Dans un article du National Interest intitulé « Il est temps de tenir tête à la Chine », Michael Mazza de l’American Entreprise Institute a applaudi les projets du Pentagone pour organiser davantage d'exercices « pour la liberté de navigation » et a ajouté : « Il est important que le président se décide à agir et ce, bientôt. Plus il attend, plus les chinois seront enracinés dans leurs positions, au sens figuré et littéral ».
Cette même logique s'applique à travers le monde. Par ses actions provocatrices, l'impérialisme américain tente d'utiliser ses immenses forces militaires pour arrêter son déclin historique. Du point de vue de Washington, plus on attend, plus il sera difficile et dangereux de faire plier Pékin. Ceci sous-tend sa volonté de déclencher une épreuve de force en Mer de Chine méridionale, malgré des conséquences potentiellement désastreuses.

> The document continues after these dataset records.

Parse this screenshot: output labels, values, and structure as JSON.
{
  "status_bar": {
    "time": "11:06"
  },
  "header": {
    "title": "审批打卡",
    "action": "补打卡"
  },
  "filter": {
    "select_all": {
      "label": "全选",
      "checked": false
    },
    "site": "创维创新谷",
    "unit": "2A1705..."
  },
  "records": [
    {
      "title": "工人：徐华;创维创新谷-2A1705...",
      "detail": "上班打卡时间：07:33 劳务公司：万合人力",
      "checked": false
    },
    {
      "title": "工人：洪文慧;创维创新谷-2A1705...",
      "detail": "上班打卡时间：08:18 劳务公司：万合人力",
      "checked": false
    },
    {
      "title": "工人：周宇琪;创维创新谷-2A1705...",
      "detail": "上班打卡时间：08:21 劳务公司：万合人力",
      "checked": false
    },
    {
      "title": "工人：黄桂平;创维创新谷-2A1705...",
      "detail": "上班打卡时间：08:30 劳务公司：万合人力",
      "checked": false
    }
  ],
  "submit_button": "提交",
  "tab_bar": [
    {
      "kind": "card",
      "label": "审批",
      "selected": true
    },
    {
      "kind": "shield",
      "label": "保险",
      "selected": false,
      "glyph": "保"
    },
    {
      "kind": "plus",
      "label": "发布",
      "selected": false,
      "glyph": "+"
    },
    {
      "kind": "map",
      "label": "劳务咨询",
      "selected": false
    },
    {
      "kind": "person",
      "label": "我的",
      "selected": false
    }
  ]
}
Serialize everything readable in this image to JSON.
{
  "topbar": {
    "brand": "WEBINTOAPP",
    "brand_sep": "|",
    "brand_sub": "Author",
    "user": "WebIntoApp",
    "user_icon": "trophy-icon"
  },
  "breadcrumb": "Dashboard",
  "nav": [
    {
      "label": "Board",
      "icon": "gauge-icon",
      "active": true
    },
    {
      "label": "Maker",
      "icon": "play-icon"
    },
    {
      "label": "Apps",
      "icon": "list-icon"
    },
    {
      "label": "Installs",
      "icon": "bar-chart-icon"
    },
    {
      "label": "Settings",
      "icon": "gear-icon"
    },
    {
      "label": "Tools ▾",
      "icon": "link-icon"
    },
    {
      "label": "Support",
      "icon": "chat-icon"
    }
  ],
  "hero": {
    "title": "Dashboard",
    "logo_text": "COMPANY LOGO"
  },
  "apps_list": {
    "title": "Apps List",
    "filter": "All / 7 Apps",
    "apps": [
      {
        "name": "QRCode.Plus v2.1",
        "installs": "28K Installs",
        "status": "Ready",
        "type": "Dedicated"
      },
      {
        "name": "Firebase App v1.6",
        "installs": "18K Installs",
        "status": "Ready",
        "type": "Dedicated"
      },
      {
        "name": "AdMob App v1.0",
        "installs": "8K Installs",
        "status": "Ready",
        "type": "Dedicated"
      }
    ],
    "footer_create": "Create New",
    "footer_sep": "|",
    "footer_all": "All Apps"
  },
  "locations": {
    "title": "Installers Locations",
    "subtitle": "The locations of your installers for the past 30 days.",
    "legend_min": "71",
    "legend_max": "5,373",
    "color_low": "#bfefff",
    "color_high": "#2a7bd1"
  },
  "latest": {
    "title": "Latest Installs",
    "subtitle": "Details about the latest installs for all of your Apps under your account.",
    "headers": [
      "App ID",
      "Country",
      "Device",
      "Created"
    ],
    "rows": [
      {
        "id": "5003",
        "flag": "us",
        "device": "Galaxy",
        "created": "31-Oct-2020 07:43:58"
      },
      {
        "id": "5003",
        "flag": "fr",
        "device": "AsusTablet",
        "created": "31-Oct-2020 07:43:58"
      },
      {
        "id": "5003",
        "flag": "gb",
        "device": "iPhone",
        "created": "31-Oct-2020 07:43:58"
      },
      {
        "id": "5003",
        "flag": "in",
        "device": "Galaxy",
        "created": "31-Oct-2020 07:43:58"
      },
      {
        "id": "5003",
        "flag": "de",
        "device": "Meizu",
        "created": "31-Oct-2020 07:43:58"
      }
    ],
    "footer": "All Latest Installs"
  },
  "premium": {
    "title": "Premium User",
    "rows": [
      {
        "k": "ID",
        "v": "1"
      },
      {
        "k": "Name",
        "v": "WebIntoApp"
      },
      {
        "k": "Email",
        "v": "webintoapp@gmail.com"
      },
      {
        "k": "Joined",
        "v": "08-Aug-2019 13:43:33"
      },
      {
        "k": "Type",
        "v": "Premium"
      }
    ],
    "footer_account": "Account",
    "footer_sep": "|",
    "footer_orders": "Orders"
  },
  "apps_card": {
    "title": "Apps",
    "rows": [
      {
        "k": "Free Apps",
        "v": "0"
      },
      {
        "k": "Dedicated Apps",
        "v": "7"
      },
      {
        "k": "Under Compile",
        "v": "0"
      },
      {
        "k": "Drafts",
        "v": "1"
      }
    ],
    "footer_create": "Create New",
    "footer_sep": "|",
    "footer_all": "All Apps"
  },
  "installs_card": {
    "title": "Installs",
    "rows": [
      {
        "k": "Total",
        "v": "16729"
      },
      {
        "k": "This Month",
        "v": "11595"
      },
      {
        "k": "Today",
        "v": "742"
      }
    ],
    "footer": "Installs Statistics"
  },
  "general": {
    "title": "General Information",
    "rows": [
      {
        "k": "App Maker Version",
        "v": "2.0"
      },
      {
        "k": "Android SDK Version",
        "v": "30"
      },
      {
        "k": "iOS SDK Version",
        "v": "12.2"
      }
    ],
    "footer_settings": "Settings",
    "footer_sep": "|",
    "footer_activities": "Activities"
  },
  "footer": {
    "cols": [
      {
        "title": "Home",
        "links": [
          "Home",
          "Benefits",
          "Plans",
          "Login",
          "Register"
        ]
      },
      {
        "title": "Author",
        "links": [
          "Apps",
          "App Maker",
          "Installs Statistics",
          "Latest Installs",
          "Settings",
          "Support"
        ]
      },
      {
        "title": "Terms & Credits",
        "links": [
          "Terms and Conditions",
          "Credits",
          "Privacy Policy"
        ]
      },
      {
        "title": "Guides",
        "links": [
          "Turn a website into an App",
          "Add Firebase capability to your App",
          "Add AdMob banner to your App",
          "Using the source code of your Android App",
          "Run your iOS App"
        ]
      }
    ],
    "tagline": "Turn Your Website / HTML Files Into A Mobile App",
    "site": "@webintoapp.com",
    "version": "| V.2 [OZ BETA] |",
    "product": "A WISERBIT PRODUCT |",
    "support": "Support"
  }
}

Dans sa confrontation avec la Chine, Washington se trouve en face d’un sentiment anti-guerre profondément enraciné aux Etats-Unis et dans le monde après deux décennies de guerre, et d’invasion de l’Afghanistan et de l’Irak. C'est pour cela qu'un nouvel incident pourrait intervenir pour tenter d'intimider l'opinion publique et justifier des opérations militaires agressives contre la Chine.